For the purpose of the Data Protection Acts 1988 and 2003 (as amended) and from 25 May 2018, the General Data Protection Regulation (the GDPR) (the Acts) Chalmin Data Protection and Business Consultancy Ltd trading as Chalmin Data Privacy of 3003 Euro Business Park, Little Island, Cork is both the Controller and Processor of Data.
Our data protection contact may be contacted at firstname.lastname@example.org
Information we may collect from you
We collect Data from you which you volunteer when you provide such Data to us, or via our services with which you interact. We may also be given other Data relating to you by other persons, or we may obtain such other Data about you as may be provided to us in the course of our legitimate business activities.
We may collect and process Data, including the following in the course of providing services to you, which could contain your personal data:
Your full name; your address; your various email addresses; your various phone numbers including mobile phone number; financial information about you, including your bank account details, credit card details, debit card details or other payment details, details of contracts you have entered with third parties for us to provide services to you, details of your driving licence, details of your passport and all other Data which you ask us to process on your behalf, or which is necessary for us to process in order for us to fulfil our role as providing a service to you.
We may also process other data, which is not personal data.
When you access our website your device’s browser provides us with information such as your IP address, browser type, access time and referring URL which is collected and used to compile statistical data.

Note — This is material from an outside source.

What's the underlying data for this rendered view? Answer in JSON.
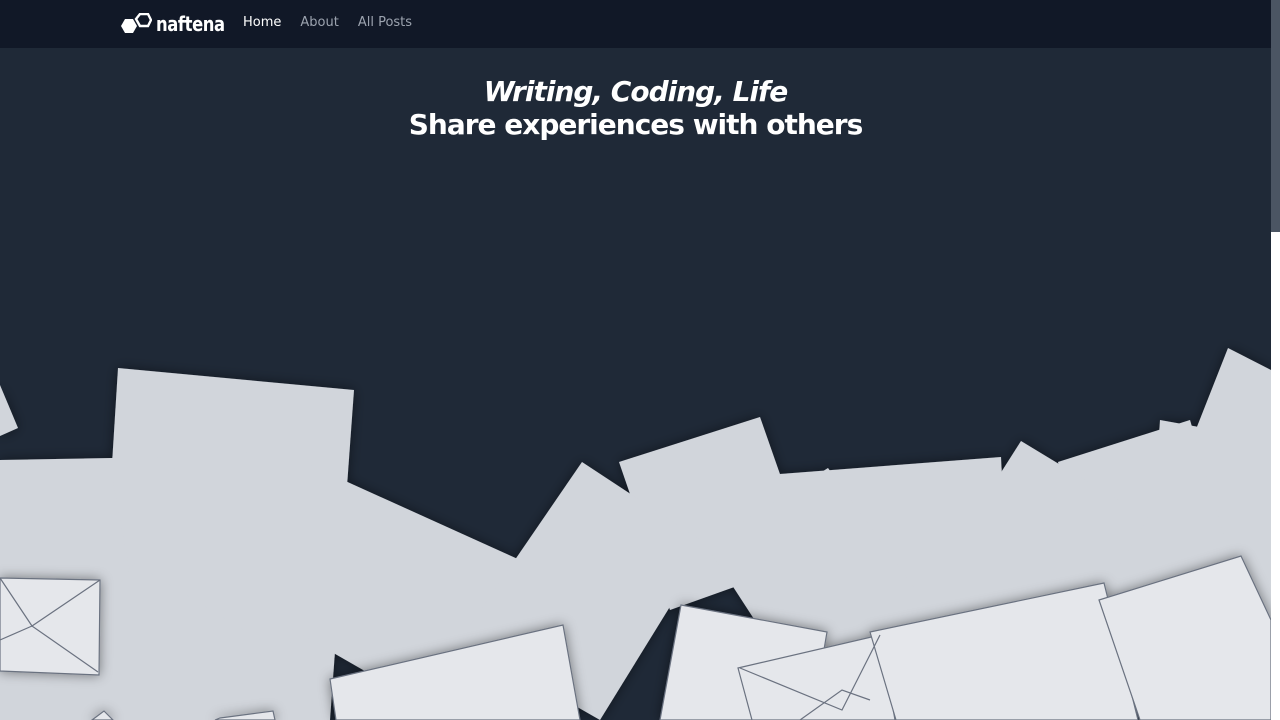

This information may be used to help us to improve our website and the services we offer, and to offer services to you.
What information about you do we obtain from others?
When you use our e learning platform, we may obtain the following categories of personal data from others:
E mail address and name from your Employer to enable you to take the online course and for us to issue the Certificate for training records.
Security and where we store your Data
We are committed to protecting the security of your Data. We use a variety of security technologies and procedures to help protect your Data from unauthorised access and use. As effective as modern security practices are, no physical or electronic security system is entirely secure. We cannot guarantee the complete security of our databases, nor can we guarantee that information you supply will not be intercepted while being transmitted to us over the Internet. We will continue to revise policies and implement additional security features as new technologies become available.
The transmission of information via the internet is not completely secure and may involve the transfer of data to countries outside of the European Economic Area (EEA). This occurs typically through use of cloud solutions for web hosting, email hosting or proprietary software solutions delivered to us through the Cloud. We do not however authorise any third party to use your Data for their own purposes. Non-EEA countries may not provide an adequate level of protection in relation to processing your personal data. By submitting your data, you agree to this transfer, storing and processing. The sharing, storage and processing of your personal data/ information will predominantly take place within the EEA.
Although we will do our best to protect your Data, we cannot guarantee the security of your Data transmitted to us. Any transmission of data is at your own risk. Once we receive your Data, we use appropriate security measures to seek to prevent unauthorised access.
Uses made of your Data
We use your Data that we hold to:
- In our legitimate interest of advertising our services, provide you with information, products or services that you request from us or which we feel may interest you, where you have consented to be contacted for such purposes (our list of services below);
- carry out our obligations arising from any contracts entered into between you and us;
- comply with legislation; and/or
- notify you about changes to our services.
List of services
We provide data privacy and data protection business solutions and consultancy services and e learning and training programs.
We may use your data to send you information relating to our services, events and products which may be of interest to you. If you do not want us to use your Data in this way, please notify us to that effect. You can contact us as set out at the end of this Privacy Notice.
We keep your Data for as long as is necessary for the performance of the contract between you and us and to comply with our legal obligations. If you no longer want us to use your Data to provide this service to you, you can request that we erase your Data and close your account with us. Please note that if you request the erasure of your Data:
- We may retain some of your Data as necessary for our legitimate business interests, such as fraud detection and prevention and enhancing safety.
- We may retain and use your Data to the extent necessary to comply with our legal obligation. For example, we may keep some of your information for legal reporting purposes and audit purposes.
- Because we maintain our records to protect from accidental or malicious loss and destruction, residual copies of your Data may not be removed from our backup systems for a limited period of time.
Disclosure of your information
We may disclose your Data to third parties who provide a service to us or in the event that we sell or buy any business or assets, in which case we may disclose your Data to the prospective seller or buyer of such business or assets or if we are under a duty to disclose or share your Data in order to comply with any legal obligation, or to protect our rights, property, or safety of staff or customers. Currently we disclose your Data to the following providers.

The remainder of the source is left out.